Lithuania isn't in a recession - No Right Turn is not right again

I do read the No Right Turn blog from time to time, and it demonstrate how willfully blind and deceptive some can be when the facts reported in the same story they quote from, don't fit their blinkered vision.



Lithuanians went to the polls today in the first round of parliamentary elections - and have voted resoundingly against their neoLiberal, pro-austerity government which had plunged them into a Greek-style austerity-induced recession.


He links to a BBC article about the election and says that the government "plunged them" into a recession.  The leftwing meme being simply that reforms that shrink the state sector create a recession and Greece's problems are that it is cutting spending, not that it can't borrow to sustain overspending anymore and is having to beg from other states to cover its overspending until it can balance its books.

Yet that very same article from the BBC says this about the Lithuanian economy:


Mr Kubilius came to power in 2008, just as the global financial crisis was bringing a dramatic end to an extended Lithuanian boom fuelled by cheap Scandinavian credit.


So Lithuania's recession started the same way as most of the others, cheap credit from banks with state issued fiat currencies, overborrowing and an adjustment when reality set in.


Mr Kubilius enforced a drastic austerity programme, to stave off national bankruptcy.


Presumably the leftwing view of this is that the government should simply print more money.  After all if the state can't borrow anymore, it either has to cut spending, raise taxes or print.

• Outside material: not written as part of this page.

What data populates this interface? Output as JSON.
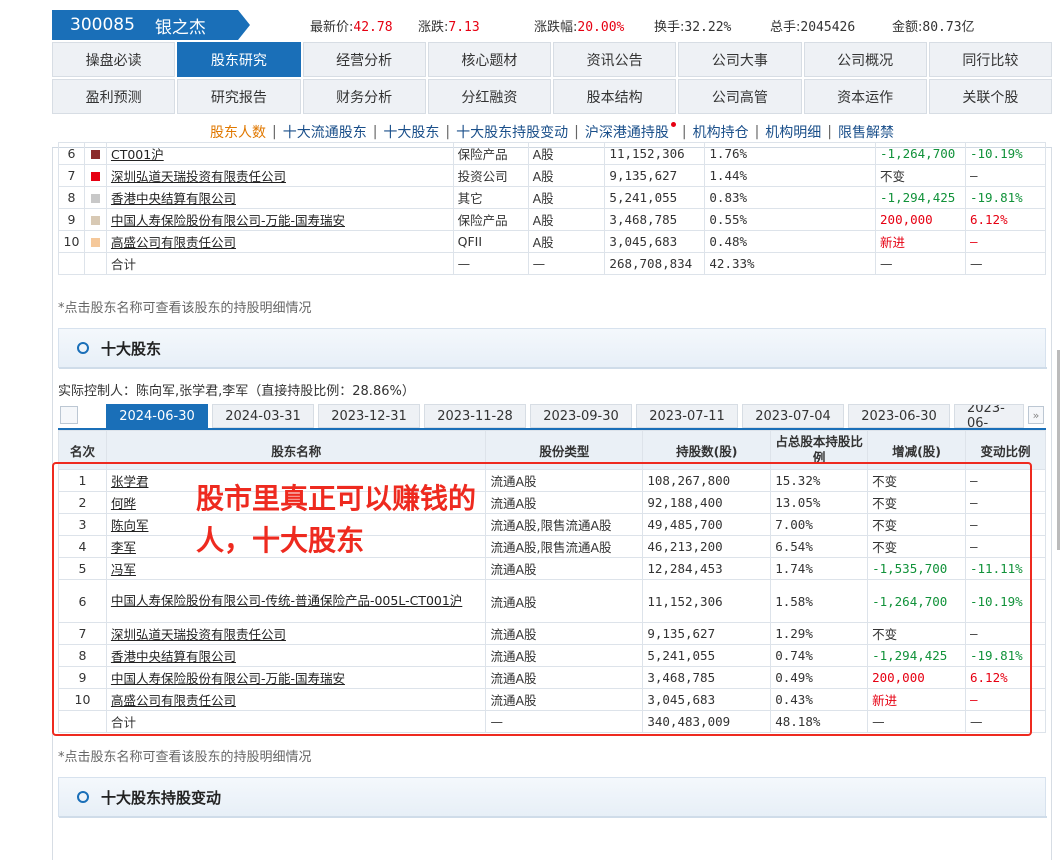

Meanwhile, economic output dropped by 15%, unemployment climbed and thousands of young people emigrated from the Baltic nation of 3.3 million in search of work.


Yes, a fiat currency credit fueled boom adjusting itself, and the government balancing its books.


The budget deficit has since been tamed and GDP reached growth of 5.8%.


Hold on.  Growth of 5.8%? What is this austerity induced recession?  Indeed according to Eurostat, Lithuania's unemployment rate has been dropping from a peak of 18.3% in June 2010 to 12.9% in August 2012.  

Idiot Savant need only have read the rest of the article for it to be obvious the recession in Lithuania is well and truly over, and a 5 minute search to find the Lithuanian unemployment rate.

However, that wouldn't suit the "evil neo-liberals want to destroy the state and ruin the economy and want mass unemployment, but socialists love people, want prosperity and know how to do it, if only they were allowed to spend money that doesn't exist, and could get their hands on all the money of the evil capitalists" monologue that he, and the left (becoming more and more out of touch with economic) have been preaching.

Greece is a totemic example of the failure of socialism to deliver sustainable prosperity, followed by Portugal and Italy.  Spain and Ireland are totemic examples of the failure of cheap credit created from nothing through fiat currencies and fractional reserve banking.

Maybe Idiot Savant might want to revise his tired empty thesis that the only people to blame when governments overspend, are those who loaned money to them in the first place,  because when they stop, what does he really expect should happen?

1 comment:

Mark Hubbard said...

And if it's not bad enough he always gets it wrong, Bryce Edwards continues to quote him in his Political Daily as if he's some type of authority.